No mesmo ato eleitoral, foram também votadas as listas de delegados ao congresso distrital que se realiza a 11 de Julho, que será a consagração de Luís Nobre como Presidente da Federação Distrital.
'O Vítor Sousa, figura sobejamente conhecida das hostes socialistas do concelho representa aquilo que sempre foi no Partido e que todos vêm agora reconhecido no cargo de presidente da concelhia: um fazedor, uma máquina de trabalho, de articulação política concelhia e distrital, um pensador da estratégia para o concelho, com provas dadas no Turismo, Infraestruturas, sector agrícola e florestal, profundo conhecedor destas matérias que vão moldar o futuro do nosso concelho.

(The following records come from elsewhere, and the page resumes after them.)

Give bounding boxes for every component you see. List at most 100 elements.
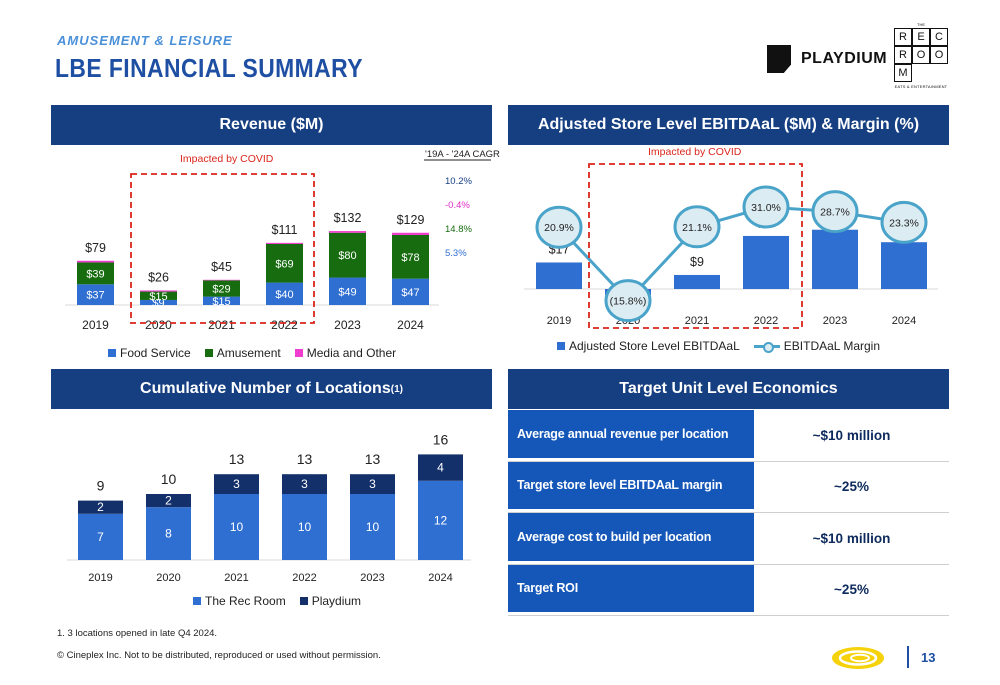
economics-table: Average annual revenue per location ~$10… xyxy=(508,410,949,616)
ebitdaal-legend: Adjusted Store Level EBITDAaL EBITDAaL M… xyxy=(557,339,880,353)
bar-data-label: 7 xyxy=(97,530,104,544)
cineplex-logo-icon xyxy=(832,647,884,669)
bar-segment xyxy=(418,480,463,560)
rec-room-letter: O xyxy=(930,46,948,64)
table-row: Average cost to build per location ~$10 … xyxy=(508,513,949,565)
ebitdaal-panel-header: Adjusted Store Level EBITDAaL ($M) & Mar… xyxy=(508,105,949,145)
bar-segment xyxy=(203,280,240,297)
bar-data-label: 2 xyxy=(165,494,172,508)
bar-segment xyxy=(146,494,191,508)
bar-segment xyxy=(140,299,177,305)
legend-playdium: Playdium xyxy=(299,594,362,608)
ebitdaal-chart: $172019-$42020$92021$342022$382023$30202… xyxy=(524,163,938,329)
revenue-panel-title: Revenue ($M) xyxy=(219,116,324,133)
cagr-value: 14.8% xyxy=(445,224,472,235)
locations-panel-header: Cumulative Number of Locations (1) xyxy=(51,369,492,409)
legend-label: The Rec Room xyxy=(205,594,286,608)
x-tick-label: 2020 xyxy=(145,318,172,332)
margin-marker xyxy=(535,205,583,249)
margin-marker xyxy=(880,200,928,244)
legend-swatch xyxy=(294,349,303,357)
x-tick-label: 2022 xyxy=(271,318,298,332)
bar-segment xyxy=(329,277,366,305)
page-title: LBE FINANCIAL SUMMARY xyxy=(55,53,363,83)
bar-segment xyxy=(203,296,240,305)
bar-segment xyxy=(282,494,327,560)
total-label: $79 xyxy=(85,241,106,255)
total-label: $132 xyxy=(334,211,362,225)
total-label: 9 xyxy=(97,478,105,494)
x-tick-label: 2022 xyxy=(292,572,316,584)
legend-label: Amusement xyxy=(216,346,281,360)
bar xyxy=(674,274,720,289)
legend-swatch xyxy=(557,342,565,350)
legend-media-other: Media and Other xyxy=(294,346,397,360)
copyright-notice: © Cineplex Inc. Not to be distributed, r… xyxy=(57,650,381,661)
bar-data-label: 10 xyxy=(298,520,312,534)
rec-room-logo: THE R E C R O O M EATS & ENTERTAINMENT xyxy=(893,22,949,89)
bar-data-label: 10 xyxy=(230,520,244,534)
bar-data-label: $40 xyxy=(275,289,293,301)
ebitdaal-panel-title: Adjusted Store Level EBITDAaL ($M) & Mar… xyxy=(537,116,920,133)
x-tick-label: 2021 xyxy=(685,315,709,327)
bar-segment xyxy=(140,290,177,292)
total-label: $26 xyxy=(148,270,169,284)
economics-value: ~$10 million xyxy=(812,427,891,443)
bar-segment xyxy=(282,474,327,494)
x-tick-label: 2023 xyxy=(360,572,384,584)
rec-room-letter: E xyxy=(912,28,930,46)
rec-room-grid: R E C R O O M xyxy=(894,28,948,82)
legend-label: EBITDAaL Margin xyxy=(783,339,881,353)
legend-label: Playdium xyxy=(311,594,362,608)
locations-legend: The Rec Room Playdium xyxy=(193,594,361,608)
margin-marker xyxy=(811,190,859,234)
cagr-value: 10.2% xyxy=(445,176,472,187)
rec-room-letter: R xyxy=(894,46,912,64)
bar-segment xyxy=(77,262,114,285)
x-tick-label: 2021 xyxy=(224,572,248,584)
legend-label: Adjusted Store Level EBITDAaL xyxy=(569,339,740,353)
rec-room-tagline: EATS & ENTERTAINMENT xyxy=(894,84,948,89)
economics-value: ~25% xyxy=(834,479,869,495)
revenue-chart: $37$39$792019$9$15$262020$15$29$452021$4… xyxy=(65,149,500,332)
legend-rec-room: The Rec Room xyxy=(193,594,286,608)
bar-data-label: $9 xyxy=(152,297,164,309)
rec-room-the: THE xyxy=(917,22,925,27)
legend-food-service: Food Service xyxy=(108,346,191,360)
legend-label: Media and Other xyxy=(306,346,397,360)
cagr-header: '19A - '24A CAGR xyxy=(425,149,500,160)
bar-segment xyxy=(266,242,303,244)
margin-label: 31.0% xyxy=(751,202,781,214)
bar-data-label: 2 xyxy=(97,500,104,514)
page-number: 13 xyxy=(921,650,936,665)
table-row: Target ROI ~25% xyxy=(508,564,949,616)
margin-label: 28.7% xyxy=(820,207,850,219)
x-tick-label: 2019 xyxy=(88,572,112,584)
legend-ebitdaal: Adjusted Store Level EBITDAaL xyxy=(557,339,740,353)
bar-data-label: $47 xyxy=(401,287,419,299)
bar-data-label: $29 xyxy=(212,283,230,295)
covid-highlight-box xyxy=(588,163,803,329)
margin-label: 23.3% xyxy=(889,217,919,229)
economics-metric: Target store level EBITDAaL margin xyxy=(508,461,754,512)
rec-room-letter: O xyxy=(912,46,930,64)
bar-data-label: 12 xyxy=(434,513,448,527)
x-tick-label: 2024 xyxy=(892,315,916,327)
legend-swatch xyxy=(204,349,213,357)
bar-segment xyxy=(203,279,240,281)
legend-swatch xyxy=(299,597,308,605)
total-label: 13 xyxy=(297,451,313,467)
x-tick-label: 2022 xyxy=(754,315,778,327)
bar-segment xyxy=(418,454,463,481)
economics-value: ~25% xyxy=(834,582,869,598)
economics-metric: Average cost to build per location xyxy=(508,513,754,564)
economics-metric: Average annual revenue per location xyxy=(508,410,754,461)
locations-footnote-ref: (1) xyxy=(390,383,403,395)
economics-value: ~$10 million xyxy=(812,530,891,546)
legend-amusement: Amusement xyxy=(204,346,281,360)
bar-data-label: 3 xyxy=(301,477,308,491)
bar xyxy=(812,229,858,289)
revenue-covid-label: Impacted by COVID xyxy=(180,153,274,165)
bar-data-label: $69 xyxy=(275,258,293,270)
margin-label: (15.8%) xyxy=(610,296,647,308)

'No que a mim me toca, que deixo agora o cargo de Presidente de concelhia arcuense, sei que o PS de Arcos de Valdevez fica bem entregue. Estou convicto de que o PS tem na liderança alguém que vai continuar a representar os interesses dos arcuenses, alguém que se vai bater por apresentar uma alternativa credível, de confiança e de esperança neste concelho. O Eng. Vítor Sousa é a prova de que não existem impossíveis e de que por mais difíceis que sejam os desafios, há sempre uma palavra a dizer, há sempre um passo a dar em frente, há sempre terra para semear.
Os arcuenses que se preocupam com a sua terra, aprenderam a olhar para o PS com respeito. Conquistamos isso nos últimos anos. Temos quadros, temos pessoas capazes de, quando a oportunidade chegar, tomar as rédeas do concelho. O Eng. Vítor Sousa é um desses quadros.

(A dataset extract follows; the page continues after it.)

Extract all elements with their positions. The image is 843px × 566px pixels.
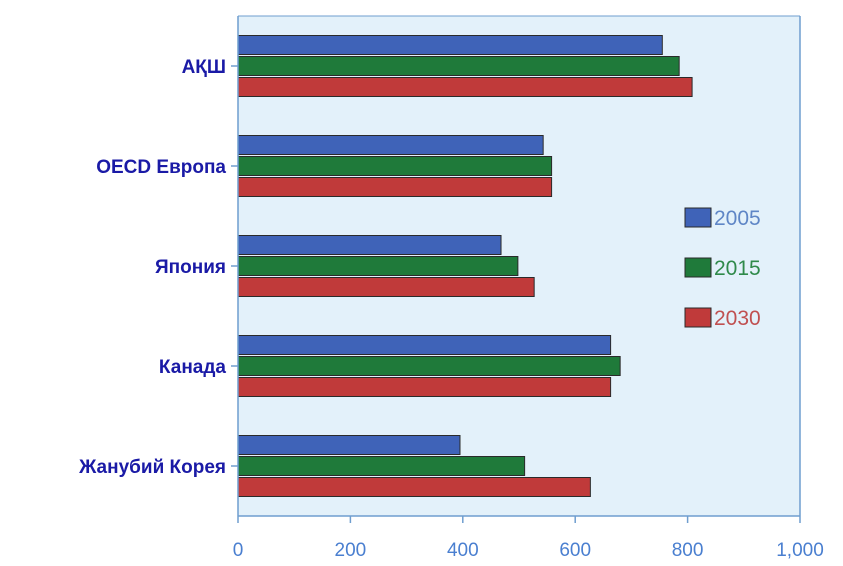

Mas o momento político e democrático, de fraca participação na vida cívica, de pouco envolvimento partidário, aliado ao crescimento de formas de fazer política fingidas, centradas mais na imagem do que no conteúdo, desafiam o nosso futuro em comunidade. Veja-se a nossa Assembleia Municipal, pela primeira vez desde 1974 reduzida a 2 partidos de oposição, o PS e o CHEGA. Veja-se o caso de várias freguesias no nosso concelho que há mais de 20 anos não têm lista opositora ao partido do sistema instalado. Veja-se o que esta aridez de pensamento crítico provoca à mentalidade colectiva dos arcuenses. Veja-se o que uma Câmara hipertrofiada de funcionários, que abre 114 vagas para novos postos de trabalho 1 mês depois de eleições, provoca na estrutura de dependências que domina este concelho que não é de todos, mas só de alguns.
Apesar de todo o trabalho de apresentação de alternativa e denúncia daquilo que considerarmos serem más escolhas que comprometem o futuro do concelho, temos ainda um caminho longo a trilhar para provar aos arcuenses porque é que uma terra sem alternância política é uma terra sem democracia plena, sem futuro.

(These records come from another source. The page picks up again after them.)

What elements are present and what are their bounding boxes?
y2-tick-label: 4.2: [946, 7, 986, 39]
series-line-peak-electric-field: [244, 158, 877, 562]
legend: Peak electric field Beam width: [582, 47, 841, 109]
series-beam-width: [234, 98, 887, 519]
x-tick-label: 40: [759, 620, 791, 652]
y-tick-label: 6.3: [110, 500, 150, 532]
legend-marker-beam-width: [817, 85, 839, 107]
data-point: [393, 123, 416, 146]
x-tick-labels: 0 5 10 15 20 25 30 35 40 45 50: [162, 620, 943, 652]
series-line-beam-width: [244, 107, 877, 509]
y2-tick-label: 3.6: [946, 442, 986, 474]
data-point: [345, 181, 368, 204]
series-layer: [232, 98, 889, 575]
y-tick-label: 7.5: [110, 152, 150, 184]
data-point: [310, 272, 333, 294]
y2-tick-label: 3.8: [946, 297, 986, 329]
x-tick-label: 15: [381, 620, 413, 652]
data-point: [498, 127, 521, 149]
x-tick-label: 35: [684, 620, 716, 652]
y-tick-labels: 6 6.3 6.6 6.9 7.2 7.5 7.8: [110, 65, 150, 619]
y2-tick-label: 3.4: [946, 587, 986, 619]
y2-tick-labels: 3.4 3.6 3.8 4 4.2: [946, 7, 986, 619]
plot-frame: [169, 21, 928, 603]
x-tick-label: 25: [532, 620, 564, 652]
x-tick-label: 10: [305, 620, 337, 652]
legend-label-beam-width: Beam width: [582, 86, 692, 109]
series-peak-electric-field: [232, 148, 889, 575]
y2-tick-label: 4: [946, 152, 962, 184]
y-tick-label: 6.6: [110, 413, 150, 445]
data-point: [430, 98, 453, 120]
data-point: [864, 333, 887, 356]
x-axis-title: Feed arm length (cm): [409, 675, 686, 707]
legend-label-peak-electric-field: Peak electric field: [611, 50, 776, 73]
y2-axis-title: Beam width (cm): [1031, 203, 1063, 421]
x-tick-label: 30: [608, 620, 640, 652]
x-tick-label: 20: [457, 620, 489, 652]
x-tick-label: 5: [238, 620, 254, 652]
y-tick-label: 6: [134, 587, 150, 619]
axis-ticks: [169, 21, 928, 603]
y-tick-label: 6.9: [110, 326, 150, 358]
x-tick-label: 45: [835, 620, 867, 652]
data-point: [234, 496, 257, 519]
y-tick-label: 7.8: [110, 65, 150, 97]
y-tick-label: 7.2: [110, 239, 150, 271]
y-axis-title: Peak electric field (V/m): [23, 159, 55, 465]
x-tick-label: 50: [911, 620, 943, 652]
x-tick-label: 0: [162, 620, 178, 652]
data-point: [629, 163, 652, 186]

No rescaldo das eleições autárquicas de Outubro de 2025, afirmei que, eu próprio e o PS iríamos entrar num período de reflexão profunda. Eis chegado o momento de me afastar da liderança do PS concelhio, mantendo, óbvia e claramente o meu apoio e colaboração com a nova direcção partidária e, honrando o mandato que me foi concedido pelos eleitores arcuenses, mantendo-me como vereador na Câmara Municipal' , concluiu João Braga Simões.